However, the broader economy presents a more mixed picture for the stock market. Softening consumer spending, elevated input costs, and fading fiscal stimulus from recent tax legislation are expected to weigh on companies that are not benefitting from AI investment, according to Goldman Sachs Research. “Recent inflation readings and corporate commentary have signaled the risk to profit margins from input cost pressures,” Snider writes.
Furthermore, the sustainability of the momentum in corporate earnings will depend on corporate America’s ability to translate AI investments into recurring profits, Snider notes.
While enterprise adoption appears to be in its early stages, our strategists expect AI’s impact on productivity and earnings to become increasingly visible in coming years. The team’s forecasts embed a 0.4 percentage point boost to S&P 500 EPS growth from AI productivity this year and a 1.5 percentage point boost in 2027.
Are US stocks overvalued?
The S&P 500 trades at about 21 times forward earnings, a level that ranks in the 88th percentile relative to the past 40 years. Despite that historically elevated reading, Goldman Sachs Research’s base case is for the multiple to remain roughly flat through year-end.
Modest declines in Treasury yields, a key input for valuation models, are expected to provide some support for valuations. But that is expected to be offset by decelerating economic and earnings growth, skepticism about the staying power of AI-related profits, and ongoing geopolitical uncertainty.
What are the signs that a bull market is fading?
The conditions that have historically marked the end of major bull markets are mostly absent, but some cautionary signals have started to appear, Snider writes. Retail trading and Goldman Sachs Research’s speculative trading indicator have increased, though both remain below recent and historical highs. At the same time, an increase in energy prices stemming from the closure of the Strait of Hormuz is expected to result in weaker consumer spending, more pressure on profit margins, higher inflation, and less easing from the Federal Reserve than our strategists expected coming into the year.

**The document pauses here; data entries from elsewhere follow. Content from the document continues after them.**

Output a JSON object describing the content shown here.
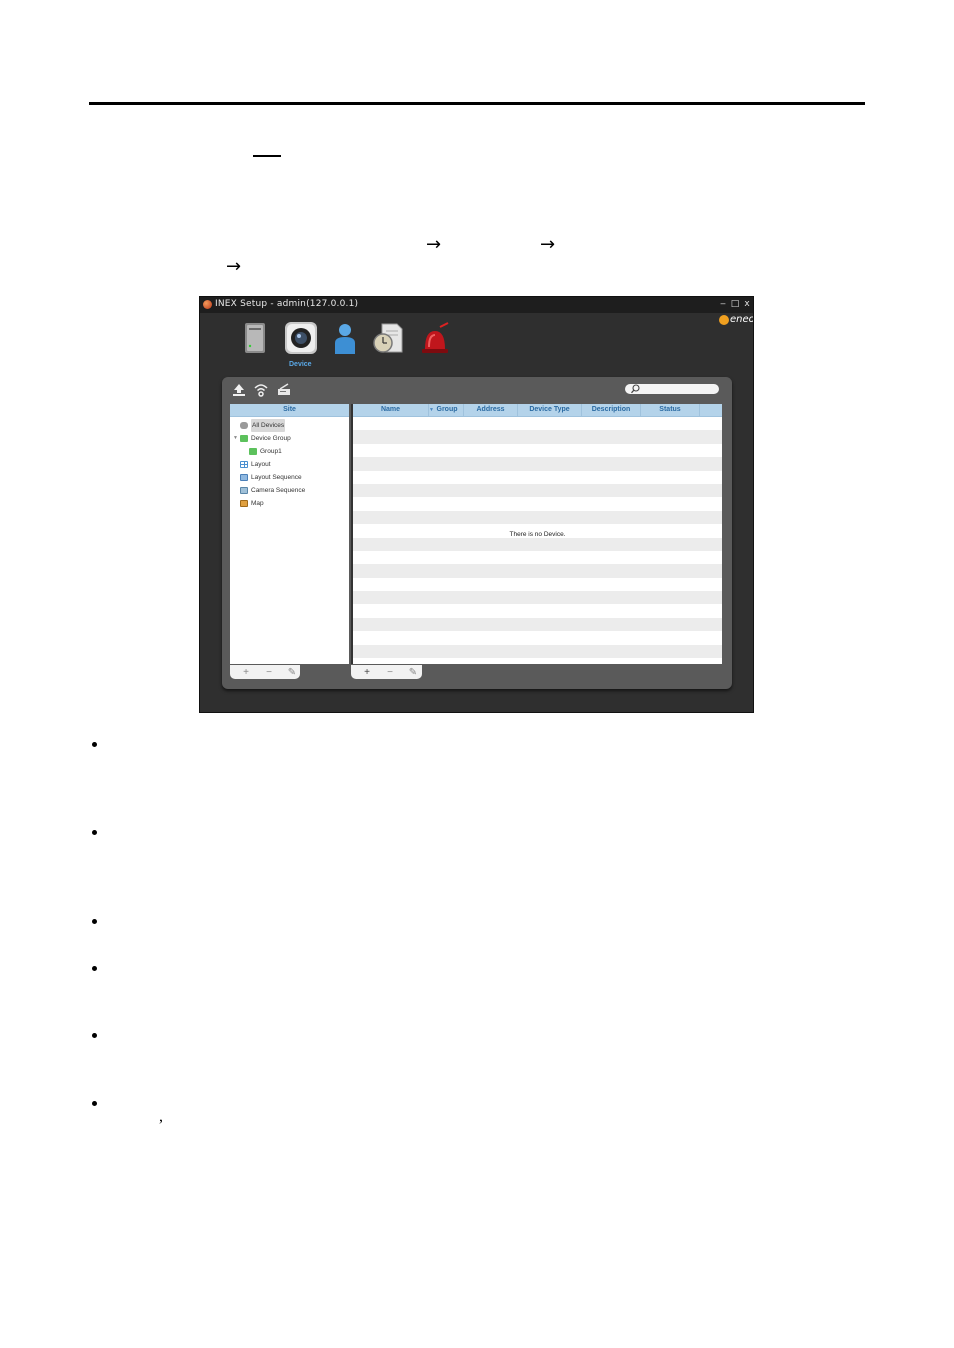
{
  "document": {
    "arrows": [
      "→",
      "→",
      "→"
    ],
    "comma": ","
  },
  "window": {
    "title": "INEX Setup - admin(127.0.0.1)",
    "controls": {
      "minimize": "‒",
      "maximize": "□",
      "close": "x"
    },
    "logo_text": "eneo"
  },
  "toolbar": {
    "items": [
      {
        "icon": "server-icon"
      },
      {
        "icon": "camera-icon",
        "label": "Device"
      },
      {
        "icon": "user-icon"
      },
      {
        "icon": "schedule-icon"
      },
      {
        "icon": "alarm-icon"
      }
    ]
  },
  "panel": {
    "tools": [
      "upload-icon",
      "wireless-icon",
      "scanner-icon"
    ],
    "search": {
      "placeholder": "",
      "icon": "search-icon"
    },
    "site": {
      "header": "Site",
      "tree": [
        {
          "label": "All Devices",
          "icon": "all-devices-icon",
          "selected": true
        },
        {
          "label": "Device Group",
          "icon": "device-group-icon",
          "expandable": true
        },
        {
          "label": "Group1",
          "icon": "group-icon"
        },
        {
          "label": "Layout",
          "icon": "layout-icon"
        },
        {
          "label": "Layout Sequence",
          "icon": "layout-sequence-icon"
        },
        {
          "label": "Camera Sequence",
          "icon": "camera-sequence-icon"
        },
        {
          "label": "Map",
          "icon": "map-icon"
        }
      ],
      "buttons": [
        "+",
        "−",
        "✎"
      ]
    },
    "devices": {
      "columns": [
        "Name",
        "Group",
        "Address",
        "Device Type",
        "Description",
        "Status"
      ],
      "empty_message": "There is no Device.",
      "buttons": [
        "+",
        "−",
        "✎"
      ]
    }
  },
  "colors": {
    "accent": "#5aa8e6",
    "header_bg": "#b4d3ea",
    "window_bg": "#2f2f2f",
    "panel_bg": "#5a5a5a"
  }
}
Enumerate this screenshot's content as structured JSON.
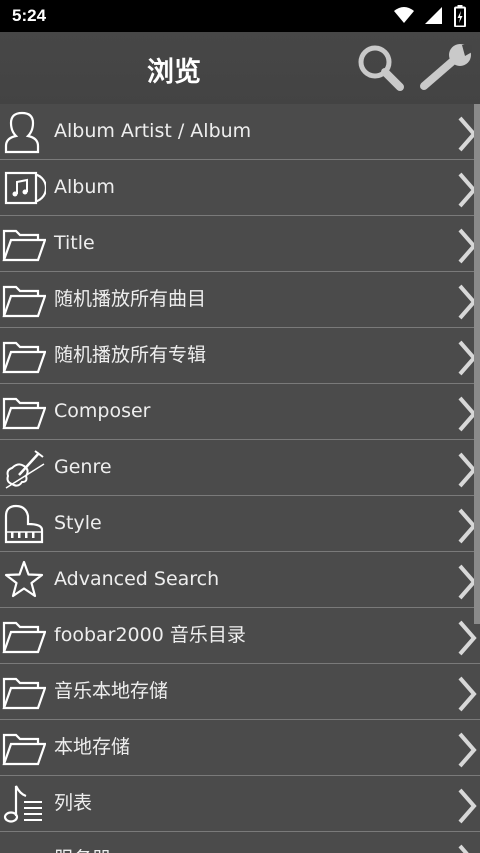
{
  "status": {
    "time": "5:24"
  },
  "header": {
    "title": "浏览"
  },
  "rows": [
    {
      "label": "Album Artist / Album",
      "icon": "person-icon"
    },
    {
      "label": "Album",
      "icon": "album-icon"
    },
    {
      "label": "Title",
      "icon": "folder-icon"
    },
    {
      "label": "随机播放所有曲目",
      "icon": "folder-icon"
    },
    {
      "label": "随机播放所有专辑",
      "icon": "folder-icon"
    },
    {
      "label": "Composer",
      "icon": "folder-icon"
    },
    {
      "label": "Genre",
      "icon": "violin-icon"
    },
    {
      "label": "Style",
      "icon": "piano-icon"
    },
    {
      "label": "Advanced Search",
      "icon": "star-icon"
    },
    {
      "label": "foobar2000 音乐目录",
      "icon": "folder-icon"
    },
    {
      "label": "音乐本地存储",
      "icon": "folder-icon"
    },
    {
      "label": "本地存储",
      "icon": "folder-icon"
    },
    {
      "label": "列表",
      "icon": "playlist-icon"
    },
    {
      "label": "服务器",
      "icon": "server-icon"
    }
  ]
}
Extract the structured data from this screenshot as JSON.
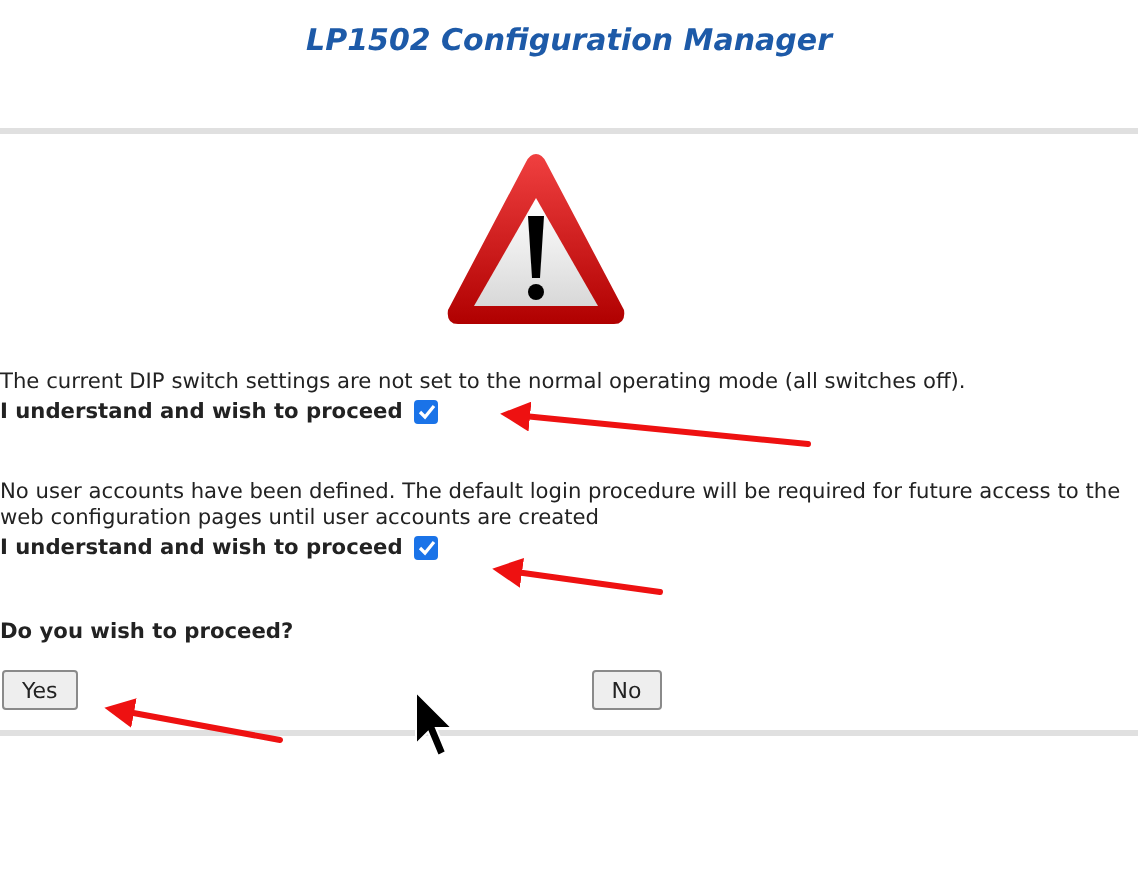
{
  "title": "LP1502 Configuration Manager",
  "warnings": [
    {
      "message": "The current DIP switch settings are not set to the normal operating mode (all switches off).",
      "confirm_label": "I understand and wish to proceed",
      "checked": true
    },
    {
      "message": "No user accounts have been defined. The default login procedure will be required for future access to the web configuration pages until user accounts are created",
      "confirm_label": "I understand and wish to proceed",
      "checked": true
    }
  ],
  "question": "Do you wish to proceed?",
  "buttons": [
    "Yes",
    "No"
  ]
}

The strength of the AI trade that has recently propelled the S&P 500 higher has also driven a narrowing of market breadth and a sharp rise in momentum—a strategy predicated on investing in stocks that have performed well. These dynamics have historically signaled elevated market risk, according to Goldman Sachs Research.
What should US stock investors expect for the rest of 2026?
Several factors point to more moderate returns in the near term, according to Goldman Sachs Research. There’s a historical pattern of seasonal weakness ahead of midterm elections, and large, recent increases in AI capex estimates and associated earnings forecasts also create a high bar for sustaining the pace of upward revisions going forward. There are signs that economic activity is slowing.
Going forward, aggregate S&P 500 earnings growth will increasingly rely on hyperscale tech companies’ ability to produce large returns on their AI investments. “Generating sufficient returns on AI investment spending will ultimately require that enterprise end users enjoy sufficient productivity gains to justify spending on AI applications,” Snider writes.
Enterprise adoption of AI remains in early stages, but Goldman Sachs Research expects the impact on productivity and earnings to become increasingly visible in coming years. Goldman Sachs Research's forecasts embed a 0.4 percentage point boost to S&P 500 earnings growth from AI-driven productivity this year and a 1.5 percentage point boost in 2027.
It will be important for investors to diversify beyond AI-infrastructure stocks, Snider suggests, given the backdrop of narrow market breadth and elevated return differences among individual stocks. An improvement in the geopolitical outlook would likely give a bigger boost to consumer-facing sectors that are more dependent on economic growth than to AI infrastructure stocks, according to Goldman Sachs Research.